扶摇子扶着老头儿坐下,刚要拿酒壶,吴奋赶紧抢过来给老头倒酒。扶摇子:“老丈,说说,到底怎么回事?”老头儿抹了把鼻涕说:“看你就是外乡人,我们这里本来跟别处没什么两样,都是有钱人欺负穷人,做官的欺压百姓,千百年来都是这样,俺们也习惯了,不久前来了白公子,他神通广大,乔装改扮在城里闲逛,只要见到不平之事他就记在心里,每个月都要把被欺负的人抓来,摆酒席,让当官的,和有钱人伺候,只要俺们这些被欺负的人不满意,那些做官的就惨了。平时人家都是大人老爷,咱看见人家就打哆嗦,不由得就点头哈腰!现在乾坤倒转,让这些爷伺候俺们,这可不行!”

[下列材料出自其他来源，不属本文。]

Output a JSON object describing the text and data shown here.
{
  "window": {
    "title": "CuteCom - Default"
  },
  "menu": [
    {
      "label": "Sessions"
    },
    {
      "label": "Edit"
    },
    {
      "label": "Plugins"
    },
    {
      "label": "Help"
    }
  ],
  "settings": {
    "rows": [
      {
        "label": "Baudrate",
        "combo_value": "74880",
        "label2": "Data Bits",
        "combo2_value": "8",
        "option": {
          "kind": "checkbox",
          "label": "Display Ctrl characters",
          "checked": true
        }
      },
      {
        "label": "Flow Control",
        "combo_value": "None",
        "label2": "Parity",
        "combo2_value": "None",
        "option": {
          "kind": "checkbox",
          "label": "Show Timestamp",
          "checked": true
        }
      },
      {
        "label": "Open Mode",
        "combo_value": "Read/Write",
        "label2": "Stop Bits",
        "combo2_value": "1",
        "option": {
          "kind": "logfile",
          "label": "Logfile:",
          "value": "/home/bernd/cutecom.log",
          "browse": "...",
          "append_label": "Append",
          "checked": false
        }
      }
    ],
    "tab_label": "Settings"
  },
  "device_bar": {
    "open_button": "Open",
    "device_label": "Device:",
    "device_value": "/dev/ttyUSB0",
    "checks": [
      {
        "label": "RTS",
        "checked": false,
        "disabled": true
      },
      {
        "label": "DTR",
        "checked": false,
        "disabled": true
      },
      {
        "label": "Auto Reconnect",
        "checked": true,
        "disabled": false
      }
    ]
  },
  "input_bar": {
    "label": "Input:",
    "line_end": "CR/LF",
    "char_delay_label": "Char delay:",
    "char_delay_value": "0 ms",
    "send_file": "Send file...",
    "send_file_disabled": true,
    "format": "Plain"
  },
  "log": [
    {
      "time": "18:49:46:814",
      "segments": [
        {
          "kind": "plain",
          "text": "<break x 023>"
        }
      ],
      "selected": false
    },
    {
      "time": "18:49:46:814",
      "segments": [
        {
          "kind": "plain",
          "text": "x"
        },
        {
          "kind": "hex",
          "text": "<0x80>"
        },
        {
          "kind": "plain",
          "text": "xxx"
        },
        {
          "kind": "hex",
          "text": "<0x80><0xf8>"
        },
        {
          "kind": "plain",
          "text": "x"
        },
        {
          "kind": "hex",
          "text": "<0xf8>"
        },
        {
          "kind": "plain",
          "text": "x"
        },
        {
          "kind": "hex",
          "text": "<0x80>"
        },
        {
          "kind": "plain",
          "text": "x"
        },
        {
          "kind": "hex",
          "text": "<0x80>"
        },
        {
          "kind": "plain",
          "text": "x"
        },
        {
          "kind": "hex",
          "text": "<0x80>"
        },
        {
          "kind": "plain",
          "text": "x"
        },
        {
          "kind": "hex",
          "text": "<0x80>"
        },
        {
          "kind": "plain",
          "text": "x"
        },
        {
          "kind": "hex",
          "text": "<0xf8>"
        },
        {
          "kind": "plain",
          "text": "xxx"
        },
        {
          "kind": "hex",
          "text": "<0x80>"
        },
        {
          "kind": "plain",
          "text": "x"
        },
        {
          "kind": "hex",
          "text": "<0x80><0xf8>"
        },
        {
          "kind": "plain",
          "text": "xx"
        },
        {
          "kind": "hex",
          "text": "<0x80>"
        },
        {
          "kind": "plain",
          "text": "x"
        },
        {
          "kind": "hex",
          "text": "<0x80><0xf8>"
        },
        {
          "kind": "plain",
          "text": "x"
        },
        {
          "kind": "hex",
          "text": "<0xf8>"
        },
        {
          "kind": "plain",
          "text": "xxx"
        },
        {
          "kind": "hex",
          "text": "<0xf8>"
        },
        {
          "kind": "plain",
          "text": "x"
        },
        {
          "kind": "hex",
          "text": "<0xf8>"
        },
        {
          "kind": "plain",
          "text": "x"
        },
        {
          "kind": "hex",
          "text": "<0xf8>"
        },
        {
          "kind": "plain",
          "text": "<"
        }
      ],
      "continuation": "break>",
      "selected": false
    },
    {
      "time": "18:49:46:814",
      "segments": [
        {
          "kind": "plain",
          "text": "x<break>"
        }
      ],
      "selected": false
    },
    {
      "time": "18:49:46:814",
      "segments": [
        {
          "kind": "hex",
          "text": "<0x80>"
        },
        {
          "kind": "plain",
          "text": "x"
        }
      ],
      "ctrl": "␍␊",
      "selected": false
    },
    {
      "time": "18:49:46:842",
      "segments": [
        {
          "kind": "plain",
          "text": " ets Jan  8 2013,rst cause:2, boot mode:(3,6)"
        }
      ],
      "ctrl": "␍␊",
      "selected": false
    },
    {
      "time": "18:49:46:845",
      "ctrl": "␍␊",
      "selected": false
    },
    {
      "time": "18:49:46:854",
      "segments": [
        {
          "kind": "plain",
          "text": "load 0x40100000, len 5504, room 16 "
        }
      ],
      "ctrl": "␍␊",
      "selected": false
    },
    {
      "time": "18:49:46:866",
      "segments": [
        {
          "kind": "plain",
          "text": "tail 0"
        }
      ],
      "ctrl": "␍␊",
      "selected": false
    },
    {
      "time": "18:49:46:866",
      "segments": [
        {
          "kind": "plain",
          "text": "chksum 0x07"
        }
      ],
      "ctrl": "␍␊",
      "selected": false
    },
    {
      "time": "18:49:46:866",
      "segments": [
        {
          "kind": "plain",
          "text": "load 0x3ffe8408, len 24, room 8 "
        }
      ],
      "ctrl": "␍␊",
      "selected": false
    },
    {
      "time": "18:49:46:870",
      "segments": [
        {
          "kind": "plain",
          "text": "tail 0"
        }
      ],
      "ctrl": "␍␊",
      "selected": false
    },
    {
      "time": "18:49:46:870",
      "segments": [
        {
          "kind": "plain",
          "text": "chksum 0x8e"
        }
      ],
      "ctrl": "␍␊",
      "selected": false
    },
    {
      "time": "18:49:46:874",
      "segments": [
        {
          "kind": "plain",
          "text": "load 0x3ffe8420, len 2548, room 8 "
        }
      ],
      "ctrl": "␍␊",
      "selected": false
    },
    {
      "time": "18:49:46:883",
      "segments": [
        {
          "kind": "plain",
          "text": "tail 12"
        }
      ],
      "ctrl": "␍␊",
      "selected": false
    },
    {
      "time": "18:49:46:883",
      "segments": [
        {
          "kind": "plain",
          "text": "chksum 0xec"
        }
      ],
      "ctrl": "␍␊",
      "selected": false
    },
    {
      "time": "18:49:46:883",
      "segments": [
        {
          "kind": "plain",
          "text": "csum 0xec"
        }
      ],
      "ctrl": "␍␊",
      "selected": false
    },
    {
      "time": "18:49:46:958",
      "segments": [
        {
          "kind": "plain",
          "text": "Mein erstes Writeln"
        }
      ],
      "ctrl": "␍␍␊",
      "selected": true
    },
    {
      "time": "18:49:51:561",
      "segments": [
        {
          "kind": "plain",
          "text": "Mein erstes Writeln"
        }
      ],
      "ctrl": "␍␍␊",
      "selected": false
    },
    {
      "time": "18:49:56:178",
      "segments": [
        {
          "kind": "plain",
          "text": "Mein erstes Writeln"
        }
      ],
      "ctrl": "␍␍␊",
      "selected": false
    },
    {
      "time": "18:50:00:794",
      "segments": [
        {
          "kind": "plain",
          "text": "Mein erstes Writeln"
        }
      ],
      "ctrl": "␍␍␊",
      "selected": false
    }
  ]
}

扶摇子好像有点明白了,又问:“你也被欺负了?”老头儿拍着大腿懊悔:“倒霉呀!俺进城卖菜,被一个新来的官长敲诈,被白公子看到了。”扶摇子哈哈大笑起来,笑得眼泪都出来了。老头儿看到扶摇子的失态问他:“小伙子,你怎么了?”扶摇子说:“我活了两百岁,第一次听到这样的事情!”老头儿瞪大了眼睛,嘴巴长得能塞下一个馒头。那吴奋赶紧拉拉扶摇子衣角小声说:“莫大声,那白公子是神仙,神通大得很!”扶摇子抽动一下鼻子,很轻松地说:“是仙是妖,我心里有数。”他把酒案一推,站起身朗声说:“大家不要慌,我是华山仙剑宗,华山五子之五,大唐捉妖队差官,扶摇子是也!”
众人皆惊,都看着他。扶摇子顺着走廊往主位走去,两旁都是酒席,所有人都站起来,看着这个胆大妄为的年轻人。扶摇子一步一步逼近主位,人们都挤在扶摇子的身后,想跟着又不敢太近,都在一丈之外簇拥着一点点往前蹭。
对面的主位上坐着一个英气十足的白衣少年,说是少年,其实根本就是一个貌美如花的少女,故意扮了男装,躺在两个唐装女子的怀里。女子袒胸露怀,一个正在给白衣女子喂剥好皮的龙眼,另外一个端着一杯波斯葡萄酒。白衣女子压根就没理扶摇子的茬儿,依然跟其中一个女子调笑。
扶摇子拔出鸣皋剑指着白衣女子骂道:“大胆的妖怪,骚扰百姓,还不跟华山剑客大战三百合!”白衣女子看看他,忽然发出银铃般的笑声,然后说:“华山小道士,你找到路了?”扶摇子一下子明白了,这就是那个救他的少女,他又难为情又窘迫,说话也结巴起来:“我我不是小道士!”白衣女子说:“我请大家吃饭,与你何干?难道天下只能是有钱有势的,欺负没钱没势的?为什么不能颠倒过来?让所有人都体会一下,欺负人和被欺负是什么滋味儿?”。
扶摇子指指身后说:“那你你问问他们?有没有人支持你?”身后的人都默不作声,退得更远,把头低下。唯有那个叫陈三的,刚要发声支持,被那老头儿一个脖拐,掐着脖颈摁着低下头。白衣女子忽然凌空飞去,白衣飘飘,回头看了扶摇子一眼,扶摇子跟他一对视,赶紧把目光躲开了。微风远远送来白衣女子一句话:“小道士,不识好歹!”
紧接着屋宇殿堂化为齑粉,各色景观都变得破败不堪,杯盘破裂之声不绝于耳,一排排红灯都不见了,众人惊奇发现他们居然在一个大坟园里,处处闪着鬼火,青草萋萋,被清冷的月色照耀,好不心寒。